Ocak 2014‘te Suriye’nin Lazkiye bölgesindeki Bedrusiye Türkmenlerinden olan ve Suriye Ordusu’nda askerken, kaçıp Heysem Topalca’nın grubuna katılarak 2 yıla yakın süredir Yayladağı’nda yaşayan Amir Camırlı ‘Esad ajanı’ suçlamasıyla kaçırıldı ve Türkiye sınırları içerisinde başı kesilerek infaz edildi.

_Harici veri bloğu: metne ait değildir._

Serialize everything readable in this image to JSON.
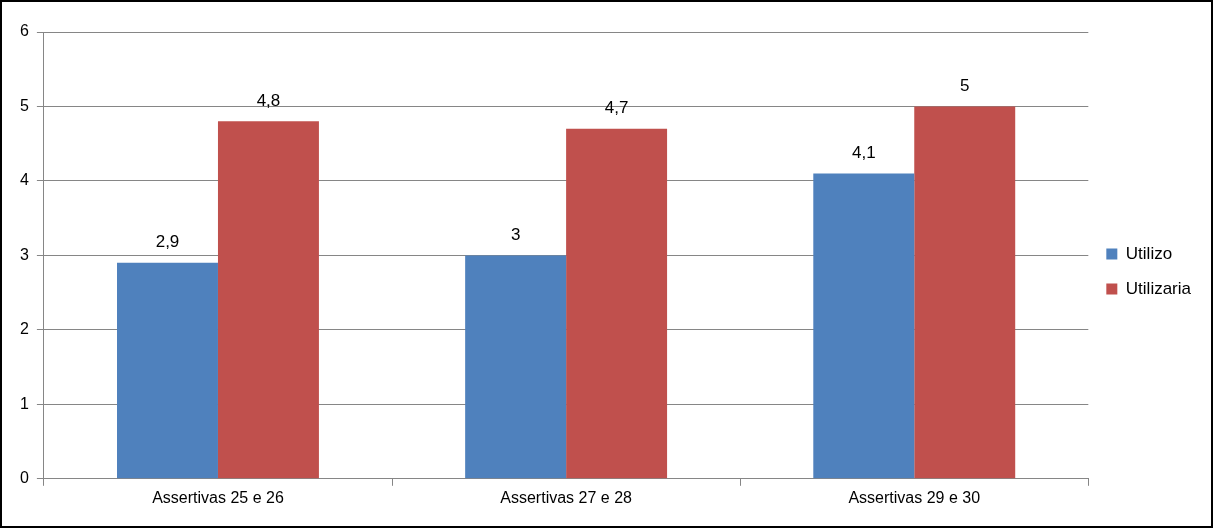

21 Mart 2014‘te Yayladağı Sınır Kapısı’ndan giren cihatçı çeteler Keseb’e saldırdı. Saldıran gruplar arasında Topalca liderliğindeki El Huva Billa Taburu da bulunmaktaydı. Keseb’deki Ermenilerin Yayladağı’ndan Vakıflı’ya getirilmesinin ardından Vakıflı Köyü Surp Asdvadzadzin Kilisesi Vakfı Başkanı Cem Çapar ise kendilerinden hala haber alınamayan Keseblilerin olduğunu söylemişti. 14 Nisan’da Topalca tarafından Yayladağı’na getirilen Luder Tırtıryan, 23 Nisan’da Vakıflı da hayatını kaybetti.